In X v Y (reported 22 December 2021) the claimant brought a claim that she had been discriminated against when her employer refused to pay her if she did not return to work during the pandemic. The question for the Tribunal at a preliminary hearing to decide was whether a fear of catching Covid and passing it on to her clinically vulnerable partner could amount to a philosophical belief under the Act.

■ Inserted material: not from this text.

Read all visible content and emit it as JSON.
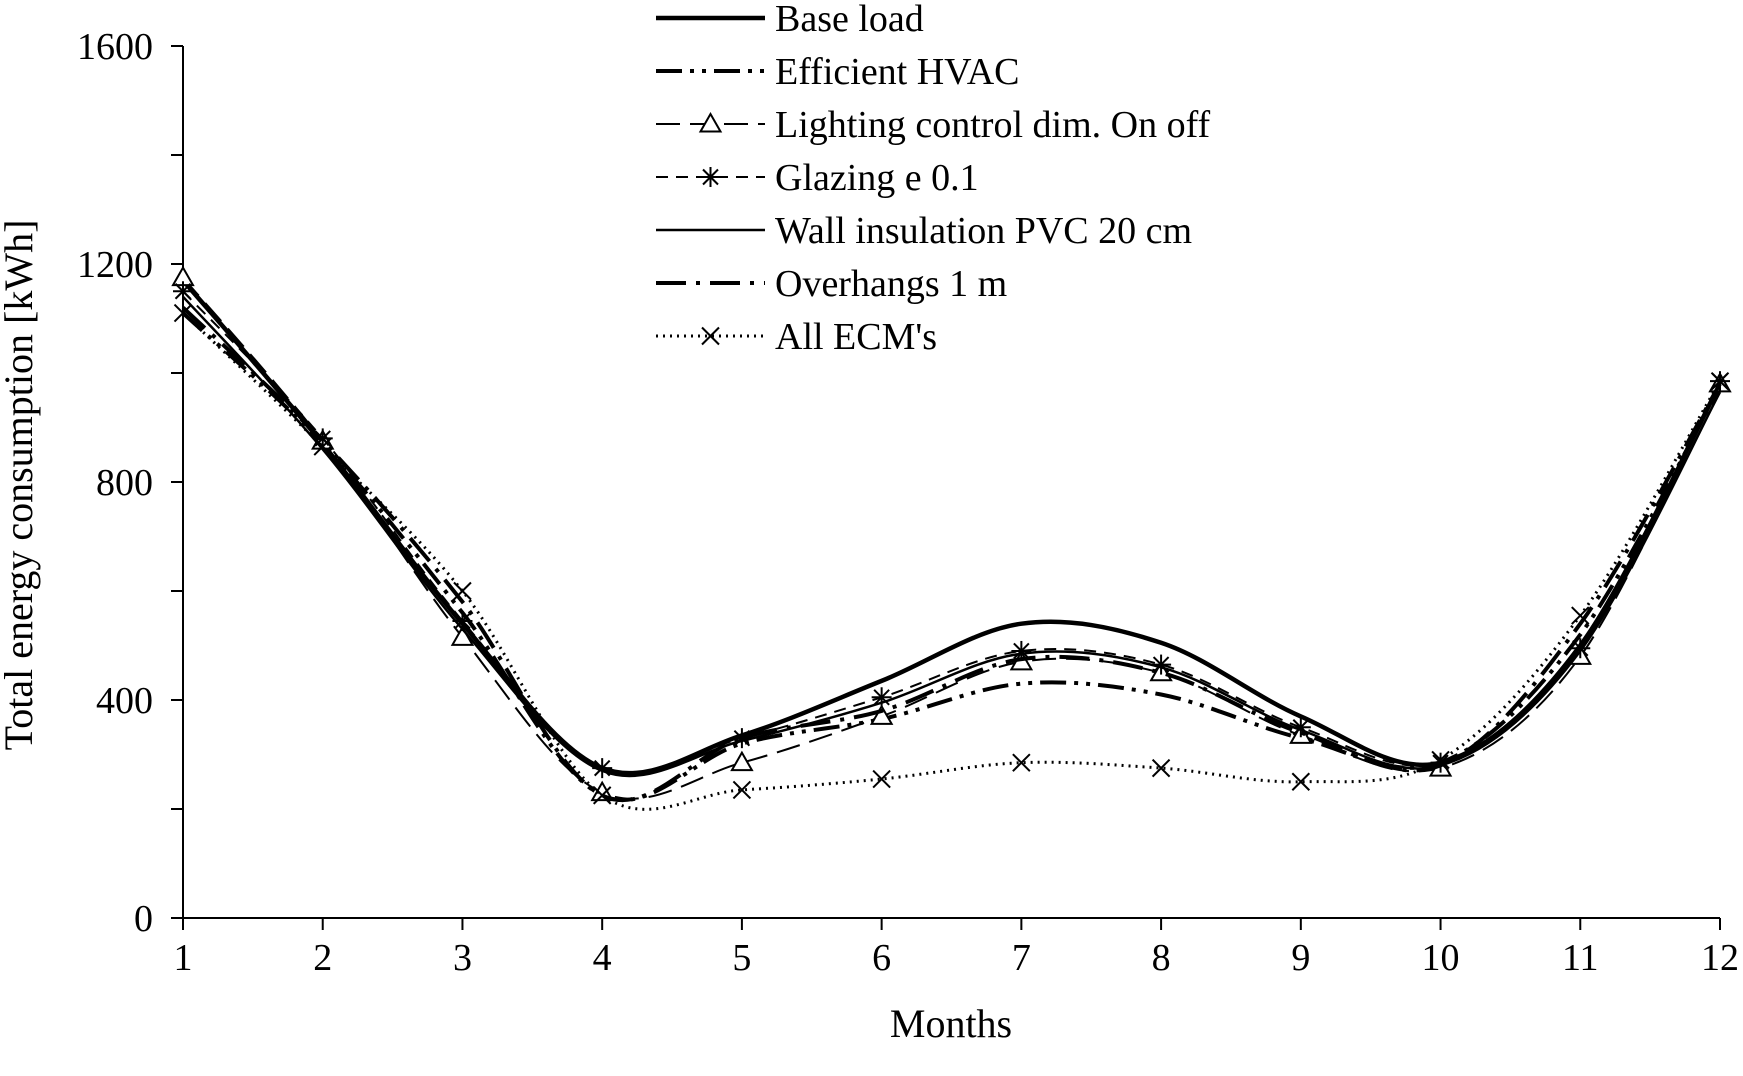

For a philosophical belief to have protection under the Act there are certain criteria which must be satisfied:
- The belief must be genuinely held;
- It must be a belief and not an opinion or viewpoint based on the present state of available information;
- It must be a belief as to a weighty and substantial aspect of human life and behaviour;
- It must have a level of cogency, seriousness, cohesion and importance; and
- It must be worthy of respect in a democratic society, not be incompatible with human dignity and not conflict with the fundamental rights of others.
Whilst the Employment Tribunal found that:
- The Claimant genuinely held the belief;
- Fears about the harm caused by Covid 19 are weighty and substantial and are about aspects of human life and behaviour;
- The belief held is cogent; and
- The belief was worthy of respect, not incompatible with human dignity and didn’t conflict with the fundamental rights of others
it still failed to be a philosophical belief for the following reasons:
The judge described it as “a reaction to a threat of physical harm and the need to take steps to avoid or reduce that threat” and said that a fear did not amount to a belief.
He also said that it is time specific i.e. a reaction to her own concerns which will only last as long as the dangers from the pandemic remain.
Further the concern only related to herself and the fear of passing it on to her partner, not more widely in relation to society as a whole.
As the decision was only published 22 December we will have to wait to see whether or not an appeal is lodged. The Claimant had also claimed that she had made a protected disclosure by raising health and safety concerns and therefore there are still other aspects of this case to proceed.
What is interesting however is that the decision is that a person’s “fear” arising from the pandemic is not capable of being a belief where it related to herself and her partner. Whether it would have been held to be protected had her fear been wider than that and for example of for society in general, was not argued.
As we have seen over the last 21 months, our current understanding of Covid 19 compared to what we first understood back in March 2020 has evolved and in many areas changed substantially as the scientific understanding of the virus has developed. That in itself may mean that it would never amount to a philosophical belief as it is based on the present state of available information. However, this is unlikely to be the only case we see in relation to Covid-19 and the Equality Act. Indeed the situation may however be different for example, if someone holds a “belief” against vaccination and we are yet to see such a case. These cases always take time to make their way through the Tribunal system, and even more so given the delays caused by the pandemic itself, so it is likely more cases will follow.